L’effondrement programmé de la République libanaise n’aura donc pas lieu de sitôt : c’est la leçon qu’il convient de tirer du verdict prononcé hier par le Conseil constitutionnel au sujet du recours en invalidation de la loi de prorogation de la législature, présentée par les députés du Courant patriotique libre.
Le CC a accepté le recours dans la forme, mais il l’a rejeté sur le fond, arguant en clair de la nécessité vitale de ne pas précipiter les institutions de l’État dans le vide. Dès le début, cela s’annonçait comme un aboutissement logique et une évidence, étant donné qu’on allait vers l’expiration de la législature sans que les élections législatives n’aient eu lieu. Si ce scénario-cauchemar n’avait pas été écarté in extremis, le Liban aurait officiellement cessé d’exister aujourd’hui en tant qu’entité étatique.

On se souvient que lors de la première prorogation du mandat des députés, en mai-juin 2013, les choses se présentaient différemment. À l’époque, il y avait nettement moins d’arguments convaincants en faveur de la non-tenue des législatives, et cela plaçait les magistrats du Conseil constitutionnel dans l’embarras de devoir trancher entre des approches politiques différentes. Il a fallu le défaut de quorum pour venir à bout des recours présentés alors, chacun de son côté, par le camp aouniste et le président de la République, Michel Sleiman.
Voici donc le CPL formellement débouté cette fois-ci par une instance avec laquelle il entretient depuis quelques années une vraie relation d’amour-haine. L’essentiel est donc pour l’instant sauvé, mais ce n’est que le minimum. Pour le reste, les crises du Liban – elles s’accumulent – semblent appelées à persister.

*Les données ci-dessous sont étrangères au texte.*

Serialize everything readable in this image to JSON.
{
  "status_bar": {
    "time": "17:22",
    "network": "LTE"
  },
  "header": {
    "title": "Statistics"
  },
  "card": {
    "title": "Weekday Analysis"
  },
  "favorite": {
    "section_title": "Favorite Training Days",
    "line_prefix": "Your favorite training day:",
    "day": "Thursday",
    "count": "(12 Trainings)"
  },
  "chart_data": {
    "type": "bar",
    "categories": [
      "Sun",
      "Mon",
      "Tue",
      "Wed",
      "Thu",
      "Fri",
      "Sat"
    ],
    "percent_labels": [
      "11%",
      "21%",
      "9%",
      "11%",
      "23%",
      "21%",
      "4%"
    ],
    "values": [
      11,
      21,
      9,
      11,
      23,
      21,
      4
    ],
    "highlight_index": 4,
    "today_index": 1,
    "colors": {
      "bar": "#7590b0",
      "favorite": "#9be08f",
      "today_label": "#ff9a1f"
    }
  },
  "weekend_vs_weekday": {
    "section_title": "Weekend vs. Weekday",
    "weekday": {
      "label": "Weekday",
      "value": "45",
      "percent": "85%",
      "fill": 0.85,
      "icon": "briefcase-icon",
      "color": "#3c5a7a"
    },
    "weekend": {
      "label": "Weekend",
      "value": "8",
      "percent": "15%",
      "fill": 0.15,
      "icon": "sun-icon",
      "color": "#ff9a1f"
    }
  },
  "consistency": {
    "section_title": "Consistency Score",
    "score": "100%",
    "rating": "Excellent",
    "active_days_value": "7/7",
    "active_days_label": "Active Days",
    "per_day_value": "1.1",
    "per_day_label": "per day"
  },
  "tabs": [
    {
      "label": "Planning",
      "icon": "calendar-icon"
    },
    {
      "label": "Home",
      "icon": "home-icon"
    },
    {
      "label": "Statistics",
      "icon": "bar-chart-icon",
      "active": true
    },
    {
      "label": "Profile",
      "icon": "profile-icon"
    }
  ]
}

À commencer naturellement par le tunnel de la vacance présidentielle, dont on n’entrevoit toujours pas le bout. Les diplomates ont beau parler de concertations en cours à six (États-Unis, France, Vatican, Russie, Iran, Arabie saoudite) sur ce thème, le patriarche maronite a beau se démener dans tous les sens et exprimer quotidiennement devant ses visiteurs sa déception à l’égard des principaux leaderships chrétiens, jugés incapables de se mettre d’accord entre eux, rien ne laisse pour le moment espérer une élection prochaine d’un chef de l’État.
Une rallonge de plusieurs mois a été décidée pour les pourparlers sur le dossier du nucléaire entre l’Iran et le groupe des 5+1, ce qui donne à Téhéran une marge de manœuvre supplémentaire en ce qui a trait au redéploiement de ses cartes négociatoires, et l’on sait que la présidentielle libanaise en est une.

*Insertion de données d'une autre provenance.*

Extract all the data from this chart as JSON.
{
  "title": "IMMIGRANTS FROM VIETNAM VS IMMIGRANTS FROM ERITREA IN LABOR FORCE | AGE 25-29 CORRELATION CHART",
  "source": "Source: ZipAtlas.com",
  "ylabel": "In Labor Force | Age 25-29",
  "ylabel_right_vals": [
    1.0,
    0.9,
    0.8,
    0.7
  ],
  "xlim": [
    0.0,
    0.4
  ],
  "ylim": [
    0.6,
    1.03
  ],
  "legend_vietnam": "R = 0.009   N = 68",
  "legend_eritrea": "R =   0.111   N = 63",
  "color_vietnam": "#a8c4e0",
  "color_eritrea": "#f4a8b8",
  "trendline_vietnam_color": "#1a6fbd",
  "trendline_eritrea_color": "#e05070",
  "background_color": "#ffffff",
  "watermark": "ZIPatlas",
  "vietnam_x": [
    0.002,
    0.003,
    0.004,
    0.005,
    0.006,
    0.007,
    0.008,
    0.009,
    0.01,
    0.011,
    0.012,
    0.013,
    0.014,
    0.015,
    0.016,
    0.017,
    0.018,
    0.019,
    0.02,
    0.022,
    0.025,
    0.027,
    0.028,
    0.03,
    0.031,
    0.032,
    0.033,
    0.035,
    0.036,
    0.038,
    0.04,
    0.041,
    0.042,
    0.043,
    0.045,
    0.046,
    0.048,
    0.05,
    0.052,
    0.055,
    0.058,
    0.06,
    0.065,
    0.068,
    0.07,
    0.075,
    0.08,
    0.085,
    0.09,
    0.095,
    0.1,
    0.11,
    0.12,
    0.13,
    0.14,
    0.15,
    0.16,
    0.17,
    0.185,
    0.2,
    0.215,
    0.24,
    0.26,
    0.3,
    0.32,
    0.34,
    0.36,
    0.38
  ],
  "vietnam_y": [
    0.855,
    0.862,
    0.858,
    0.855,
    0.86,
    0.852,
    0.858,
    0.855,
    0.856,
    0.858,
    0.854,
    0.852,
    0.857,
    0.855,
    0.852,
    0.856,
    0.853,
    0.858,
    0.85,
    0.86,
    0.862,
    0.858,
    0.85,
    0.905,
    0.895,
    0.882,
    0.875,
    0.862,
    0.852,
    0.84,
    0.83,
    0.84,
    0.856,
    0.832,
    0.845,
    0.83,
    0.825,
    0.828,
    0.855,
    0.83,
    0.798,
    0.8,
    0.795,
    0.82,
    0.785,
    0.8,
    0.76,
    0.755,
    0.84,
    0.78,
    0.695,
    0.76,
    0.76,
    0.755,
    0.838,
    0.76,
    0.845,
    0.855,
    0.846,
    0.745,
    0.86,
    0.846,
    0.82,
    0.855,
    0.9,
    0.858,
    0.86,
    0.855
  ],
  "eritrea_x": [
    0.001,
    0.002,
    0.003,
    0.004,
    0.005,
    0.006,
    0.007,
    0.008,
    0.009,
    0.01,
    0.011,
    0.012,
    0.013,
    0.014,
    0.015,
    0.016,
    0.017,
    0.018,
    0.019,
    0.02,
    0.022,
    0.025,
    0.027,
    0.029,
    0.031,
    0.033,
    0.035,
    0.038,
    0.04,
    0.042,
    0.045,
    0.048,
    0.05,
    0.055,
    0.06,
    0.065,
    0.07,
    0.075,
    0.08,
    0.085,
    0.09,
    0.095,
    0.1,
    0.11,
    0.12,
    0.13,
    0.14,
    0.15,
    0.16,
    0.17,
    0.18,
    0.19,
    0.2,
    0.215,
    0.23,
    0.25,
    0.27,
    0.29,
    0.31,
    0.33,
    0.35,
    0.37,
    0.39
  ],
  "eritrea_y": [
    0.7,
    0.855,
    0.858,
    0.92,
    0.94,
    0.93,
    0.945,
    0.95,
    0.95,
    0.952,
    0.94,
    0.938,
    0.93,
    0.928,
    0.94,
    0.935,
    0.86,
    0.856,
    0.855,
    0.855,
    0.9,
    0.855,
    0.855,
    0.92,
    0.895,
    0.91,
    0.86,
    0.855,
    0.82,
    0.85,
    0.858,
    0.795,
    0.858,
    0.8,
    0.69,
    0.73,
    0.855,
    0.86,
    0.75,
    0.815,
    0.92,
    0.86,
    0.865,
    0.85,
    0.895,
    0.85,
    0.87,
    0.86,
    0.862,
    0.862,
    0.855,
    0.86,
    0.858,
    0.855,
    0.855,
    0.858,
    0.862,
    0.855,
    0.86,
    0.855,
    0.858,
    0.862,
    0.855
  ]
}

D’autre part, le Hezbollah ne semble nullement envisager pour l’instant un lâchage du général Michel Aoun, qu’il continue de préférer même à un candidat consensuel pouvant lui rappeler de près ou de loin le mandat Michel Sleiman, devenu un de ses cauchemars.
Signe de cette intransigeance, le Hezb a fait savoir qu’il n’avait pas l’intention d’ouvrir le dossier de la présidentielle dans le cadre du dialogue envisagé entre lui et le courant du Futur.

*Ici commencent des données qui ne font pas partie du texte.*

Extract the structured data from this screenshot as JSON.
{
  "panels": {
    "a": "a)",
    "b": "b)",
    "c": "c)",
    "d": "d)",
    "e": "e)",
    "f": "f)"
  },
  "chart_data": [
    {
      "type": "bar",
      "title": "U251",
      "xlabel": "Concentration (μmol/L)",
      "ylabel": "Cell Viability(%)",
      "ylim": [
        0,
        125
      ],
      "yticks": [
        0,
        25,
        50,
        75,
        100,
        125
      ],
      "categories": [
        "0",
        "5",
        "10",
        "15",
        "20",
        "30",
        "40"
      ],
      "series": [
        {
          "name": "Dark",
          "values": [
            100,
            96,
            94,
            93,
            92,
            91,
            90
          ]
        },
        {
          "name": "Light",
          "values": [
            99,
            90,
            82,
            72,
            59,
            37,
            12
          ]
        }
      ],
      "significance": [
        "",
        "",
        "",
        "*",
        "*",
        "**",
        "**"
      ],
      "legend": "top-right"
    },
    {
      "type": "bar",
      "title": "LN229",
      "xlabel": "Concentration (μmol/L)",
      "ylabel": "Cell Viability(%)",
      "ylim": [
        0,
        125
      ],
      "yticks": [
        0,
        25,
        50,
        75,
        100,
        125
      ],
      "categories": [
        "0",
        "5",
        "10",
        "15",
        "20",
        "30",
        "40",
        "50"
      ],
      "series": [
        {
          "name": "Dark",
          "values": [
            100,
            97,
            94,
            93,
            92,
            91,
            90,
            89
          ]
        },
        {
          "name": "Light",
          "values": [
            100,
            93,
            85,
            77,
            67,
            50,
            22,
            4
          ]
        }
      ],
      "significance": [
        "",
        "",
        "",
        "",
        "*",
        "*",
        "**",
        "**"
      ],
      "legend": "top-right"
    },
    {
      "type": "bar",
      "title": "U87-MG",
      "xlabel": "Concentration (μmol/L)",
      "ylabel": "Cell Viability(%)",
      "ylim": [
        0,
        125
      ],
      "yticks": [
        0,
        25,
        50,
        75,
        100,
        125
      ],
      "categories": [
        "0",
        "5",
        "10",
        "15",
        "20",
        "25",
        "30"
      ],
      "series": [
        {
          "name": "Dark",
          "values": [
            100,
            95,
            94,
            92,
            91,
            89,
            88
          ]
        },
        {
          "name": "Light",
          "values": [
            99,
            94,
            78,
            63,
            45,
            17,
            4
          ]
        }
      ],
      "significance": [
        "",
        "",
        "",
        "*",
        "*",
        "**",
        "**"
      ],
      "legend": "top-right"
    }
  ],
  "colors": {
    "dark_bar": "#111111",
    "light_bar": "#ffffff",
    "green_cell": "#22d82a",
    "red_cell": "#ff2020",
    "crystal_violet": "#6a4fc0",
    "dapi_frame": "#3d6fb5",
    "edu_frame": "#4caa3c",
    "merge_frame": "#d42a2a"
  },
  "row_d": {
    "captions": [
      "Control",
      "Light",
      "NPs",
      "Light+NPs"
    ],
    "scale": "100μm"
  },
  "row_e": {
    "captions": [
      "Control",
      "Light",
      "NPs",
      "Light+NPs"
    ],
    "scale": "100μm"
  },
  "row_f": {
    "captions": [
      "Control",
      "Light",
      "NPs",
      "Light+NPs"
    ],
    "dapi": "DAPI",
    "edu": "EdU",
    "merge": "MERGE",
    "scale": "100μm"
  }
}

Jeudi soir, Saad Hariri avait entrepris de fixer des balises pour ce dialogue que prépare activement le président de la Chambre, Nabih Berry, avec le concours du chef du PSP, Walid Joumblatt. Mais de la feuille de route que le chef du courant du Futur a établie, seul le premier point est pour l’instant déclaré recevable par le parti de Dieu, à savoir la nécessité de réduire la tension entre sunnites et chiites. M. Hariri avait aussi parlé notamment de la nécessité de s’entendre sur la présidentielle, et plus précisément sur le principe de candidatures consensuelles.
On ne sait pas encore à quelle date pourrait commencer ce dialogue, s’il commence. Mais on parle déjà du lieu de sa tenue – le siège du Parlement – et des responsables qui y participeront : il s’agirait, dans un premier temps, de Hussein Khalil pour le Hezbollah et de Nader Hariri pour le Futur. Un représentant de M. Berry pourrait aussi y assister.

Mais pour revenir au dossier présidentiel, il convient de noter qu’une nouvelle donnée est venue aussi l’entraver : c’est le régime syrien qui, se rappelant au bon souvenir des Libanais, a signifié ces jours derniers à ses amis locaux son intention de peser sur l’élection.